Builder DSL Type Enforcement
The builder methods enforce operand type compatibility. The compiler catches mismatches between resource, context, and literal operand types.
Comparison Operators (eq, ne, gt, gte, lt, lte)
// ✅ eq/ne: same type on both sides (or nullish right operand)
eq(resource('authorId'), context('userId')); // number vs number ✓
eq(resource('status'), literal('published')); // string vs string ✓
eq(resource('authorId'), literal(null)); // number vs null ✓
// ❌ Type error: string vs number
// eq(resource('title'), literal(42));
// ✅ gt/gte/lt/lte: both sides numeric
gt(resource('viewCount'), literal(100)); // number vs number ✓String Operators (contains, startsWith, endsWith)
// ✅ Both operands must be string-compatible
contains(resource('title'), literal('hello'), { caseInsensitive: true });
// ❌ Type error: numeric field used as string
// startsWith(resource('viewCount'), literal('1'));Array Operators (in, has, hasSome, hasEvery)
// ✅ has: array has element
has(resource('tags'), literal('dev'));
// ✅ hasSome: array has at least one of given values
hasSome(resource('tags'), literal(['dev', 'ops']));
// ✅ in: value is in array — context array of numbers
in(context('userId'), literal([1, 2, 3]));
// ❌ Type error: checking string against number array
// in(context('userId'), literal(['admin', 'editor']));Complex Array Operators (some, every, none)

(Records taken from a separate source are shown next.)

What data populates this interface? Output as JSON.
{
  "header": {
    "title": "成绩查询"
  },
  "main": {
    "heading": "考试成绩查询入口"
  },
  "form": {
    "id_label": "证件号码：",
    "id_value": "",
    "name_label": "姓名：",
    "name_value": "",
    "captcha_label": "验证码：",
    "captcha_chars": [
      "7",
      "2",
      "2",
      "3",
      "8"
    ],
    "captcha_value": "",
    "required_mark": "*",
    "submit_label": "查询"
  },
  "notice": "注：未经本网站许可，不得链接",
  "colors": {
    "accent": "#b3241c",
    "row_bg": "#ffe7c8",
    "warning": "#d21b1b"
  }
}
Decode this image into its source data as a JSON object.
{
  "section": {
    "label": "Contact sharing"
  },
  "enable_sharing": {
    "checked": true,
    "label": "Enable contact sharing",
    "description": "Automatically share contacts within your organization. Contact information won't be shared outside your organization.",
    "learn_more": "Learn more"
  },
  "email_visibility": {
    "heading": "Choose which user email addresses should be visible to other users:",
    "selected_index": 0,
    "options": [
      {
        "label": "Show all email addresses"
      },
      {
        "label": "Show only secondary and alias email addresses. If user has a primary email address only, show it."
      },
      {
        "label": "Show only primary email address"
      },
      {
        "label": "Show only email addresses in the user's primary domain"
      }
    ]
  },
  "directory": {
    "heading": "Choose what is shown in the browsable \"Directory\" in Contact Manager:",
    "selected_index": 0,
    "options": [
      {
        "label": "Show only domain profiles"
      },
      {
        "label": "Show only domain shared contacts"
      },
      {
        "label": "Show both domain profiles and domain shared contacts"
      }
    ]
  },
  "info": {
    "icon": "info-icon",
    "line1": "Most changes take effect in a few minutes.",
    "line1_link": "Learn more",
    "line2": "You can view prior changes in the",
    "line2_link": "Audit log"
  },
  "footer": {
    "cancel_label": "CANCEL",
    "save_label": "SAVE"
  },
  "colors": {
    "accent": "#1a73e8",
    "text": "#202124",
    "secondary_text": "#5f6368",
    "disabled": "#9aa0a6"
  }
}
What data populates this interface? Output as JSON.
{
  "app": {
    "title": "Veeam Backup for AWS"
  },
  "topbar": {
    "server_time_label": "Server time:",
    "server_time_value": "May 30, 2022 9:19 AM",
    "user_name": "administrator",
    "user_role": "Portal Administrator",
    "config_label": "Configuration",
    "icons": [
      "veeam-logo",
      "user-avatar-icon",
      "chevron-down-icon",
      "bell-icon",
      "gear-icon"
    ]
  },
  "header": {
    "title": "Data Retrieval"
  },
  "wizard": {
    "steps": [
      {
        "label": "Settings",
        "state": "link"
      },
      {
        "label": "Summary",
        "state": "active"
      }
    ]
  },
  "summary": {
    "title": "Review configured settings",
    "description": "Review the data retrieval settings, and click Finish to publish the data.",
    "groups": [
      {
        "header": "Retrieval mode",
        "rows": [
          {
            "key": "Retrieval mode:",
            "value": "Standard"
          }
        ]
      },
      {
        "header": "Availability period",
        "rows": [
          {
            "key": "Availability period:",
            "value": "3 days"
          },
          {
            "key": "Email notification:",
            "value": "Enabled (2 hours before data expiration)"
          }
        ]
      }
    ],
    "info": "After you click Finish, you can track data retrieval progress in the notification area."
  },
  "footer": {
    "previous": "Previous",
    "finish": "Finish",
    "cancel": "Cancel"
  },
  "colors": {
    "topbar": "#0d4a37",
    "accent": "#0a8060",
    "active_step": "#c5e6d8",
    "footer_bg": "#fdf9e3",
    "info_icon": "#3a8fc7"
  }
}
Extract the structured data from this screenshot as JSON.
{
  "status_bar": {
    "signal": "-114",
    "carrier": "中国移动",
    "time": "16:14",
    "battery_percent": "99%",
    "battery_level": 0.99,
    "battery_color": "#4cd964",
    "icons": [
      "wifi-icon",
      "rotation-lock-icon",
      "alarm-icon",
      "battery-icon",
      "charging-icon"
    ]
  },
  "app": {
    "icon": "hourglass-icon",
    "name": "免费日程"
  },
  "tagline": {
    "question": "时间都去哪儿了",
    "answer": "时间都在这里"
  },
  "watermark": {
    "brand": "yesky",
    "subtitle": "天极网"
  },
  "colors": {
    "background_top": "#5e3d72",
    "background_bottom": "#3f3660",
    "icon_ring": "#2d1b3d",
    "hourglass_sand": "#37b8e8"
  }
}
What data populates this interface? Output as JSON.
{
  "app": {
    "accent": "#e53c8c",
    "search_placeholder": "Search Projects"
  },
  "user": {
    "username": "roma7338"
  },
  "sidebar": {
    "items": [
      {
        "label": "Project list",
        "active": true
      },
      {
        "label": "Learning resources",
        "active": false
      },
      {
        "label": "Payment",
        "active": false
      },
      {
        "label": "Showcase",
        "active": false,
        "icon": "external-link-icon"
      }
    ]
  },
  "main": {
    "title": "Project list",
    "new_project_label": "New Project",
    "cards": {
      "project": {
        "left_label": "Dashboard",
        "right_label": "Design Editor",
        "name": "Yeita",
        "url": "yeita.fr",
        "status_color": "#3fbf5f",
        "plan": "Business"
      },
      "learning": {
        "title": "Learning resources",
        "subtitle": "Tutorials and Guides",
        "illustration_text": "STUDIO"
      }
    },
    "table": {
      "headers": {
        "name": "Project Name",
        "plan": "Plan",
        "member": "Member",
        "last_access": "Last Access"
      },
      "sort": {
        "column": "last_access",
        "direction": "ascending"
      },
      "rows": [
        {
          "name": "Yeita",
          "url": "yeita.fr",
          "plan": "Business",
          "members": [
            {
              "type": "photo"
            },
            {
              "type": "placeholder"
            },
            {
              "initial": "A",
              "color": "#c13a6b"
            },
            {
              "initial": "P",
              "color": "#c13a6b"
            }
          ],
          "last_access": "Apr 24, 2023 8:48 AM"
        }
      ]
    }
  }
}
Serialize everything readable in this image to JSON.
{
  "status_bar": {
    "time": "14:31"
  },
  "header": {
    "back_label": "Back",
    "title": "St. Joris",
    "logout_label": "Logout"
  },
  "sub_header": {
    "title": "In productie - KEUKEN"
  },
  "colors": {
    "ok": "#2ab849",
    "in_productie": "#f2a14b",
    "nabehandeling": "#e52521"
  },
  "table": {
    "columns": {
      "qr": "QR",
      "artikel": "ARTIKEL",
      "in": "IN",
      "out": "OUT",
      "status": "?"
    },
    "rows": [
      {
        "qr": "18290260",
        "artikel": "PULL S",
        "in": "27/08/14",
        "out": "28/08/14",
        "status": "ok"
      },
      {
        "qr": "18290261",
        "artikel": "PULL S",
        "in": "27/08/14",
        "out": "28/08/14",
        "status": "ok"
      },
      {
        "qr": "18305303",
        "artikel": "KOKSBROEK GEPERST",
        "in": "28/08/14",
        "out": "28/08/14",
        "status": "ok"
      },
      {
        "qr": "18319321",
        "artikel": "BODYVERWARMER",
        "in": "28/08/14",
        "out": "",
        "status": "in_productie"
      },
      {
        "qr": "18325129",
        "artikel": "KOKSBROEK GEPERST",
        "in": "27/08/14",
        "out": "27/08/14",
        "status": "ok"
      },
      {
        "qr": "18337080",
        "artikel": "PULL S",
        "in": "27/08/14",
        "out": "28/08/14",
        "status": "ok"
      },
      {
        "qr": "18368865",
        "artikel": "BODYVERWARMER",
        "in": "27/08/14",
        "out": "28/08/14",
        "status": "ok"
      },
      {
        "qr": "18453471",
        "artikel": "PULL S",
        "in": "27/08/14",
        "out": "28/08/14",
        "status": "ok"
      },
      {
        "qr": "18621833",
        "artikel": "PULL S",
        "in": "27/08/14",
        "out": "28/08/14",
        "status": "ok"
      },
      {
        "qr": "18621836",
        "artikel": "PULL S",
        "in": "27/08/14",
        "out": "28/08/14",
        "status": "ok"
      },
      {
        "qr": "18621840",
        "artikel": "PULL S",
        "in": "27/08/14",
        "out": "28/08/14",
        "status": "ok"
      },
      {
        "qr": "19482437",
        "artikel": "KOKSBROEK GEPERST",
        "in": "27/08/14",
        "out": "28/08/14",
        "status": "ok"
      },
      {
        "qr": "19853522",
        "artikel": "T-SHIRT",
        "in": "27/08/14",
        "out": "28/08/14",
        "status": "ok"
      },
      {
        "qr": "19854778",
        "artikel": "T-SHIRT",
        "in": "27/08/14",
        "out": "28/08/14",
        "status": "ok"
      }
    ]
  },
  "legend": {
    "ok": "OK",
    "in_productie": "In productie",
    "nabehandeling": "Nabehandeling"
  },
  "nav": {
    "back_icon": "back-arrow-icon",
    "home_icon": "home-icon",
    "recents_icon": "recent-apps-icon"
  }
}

The nested builder function inside some/every/none has its resource() scoped to the element of the array:
// ✅ resource('approved') refers to a CommentModel field
some(resource('comments'), ({ eq, resource }) => eq(resource('approved'), literal(true)));
// ❌ Type error: 'ownerId' is not a field on CommentModel
// some(resource('comments'), ({ eq, resource }) =>
// eq(resource('ownerId'), literal(1))
// );Logical Operators (and, or, not)
// ✅ Compose conditions
and(eq(resource('status'), literal('published')), gt(resource('viewCount'), literal(10)));
or(eq(context('role'), literal('admin')), eq(context('role'), literal('editor')));
not(eq(resource('status'), literal('archived')));Summary: What TypeScript Catches at Compile Time
| Error Category | Example | Caught By |
|---|---|---|
| Invalid action name | allow('manage', 'post') | Action union |
| Invalid resource key | allow('read', 'unknownRes') | Resource map keys |
| Invalid model property | eq(resource('ownerId'), ...) | LeafKeys<Model> |
| Invalid context property | context('userEmail') | LeafKeys<Context> |
| Type mismatch in operator | eq(resource('title'), literal(42)) | Phantom [ValueRefType] |
| Wrong model for resource key | can('read', ['post', comment]) | Generic constraint |
| Wrong action for resource key | can('publish', ['comment', c]) | Action union per key |
| Array element type mismatch | some(resource('tags'), ...) where element is wrong type | Generic inference |
The builder DSL is executed once at rule-definition time and serialized to an AST. The compiler validates every path and type at that point. Runtime evaluation uses the serialized AST against the live resource instance and context.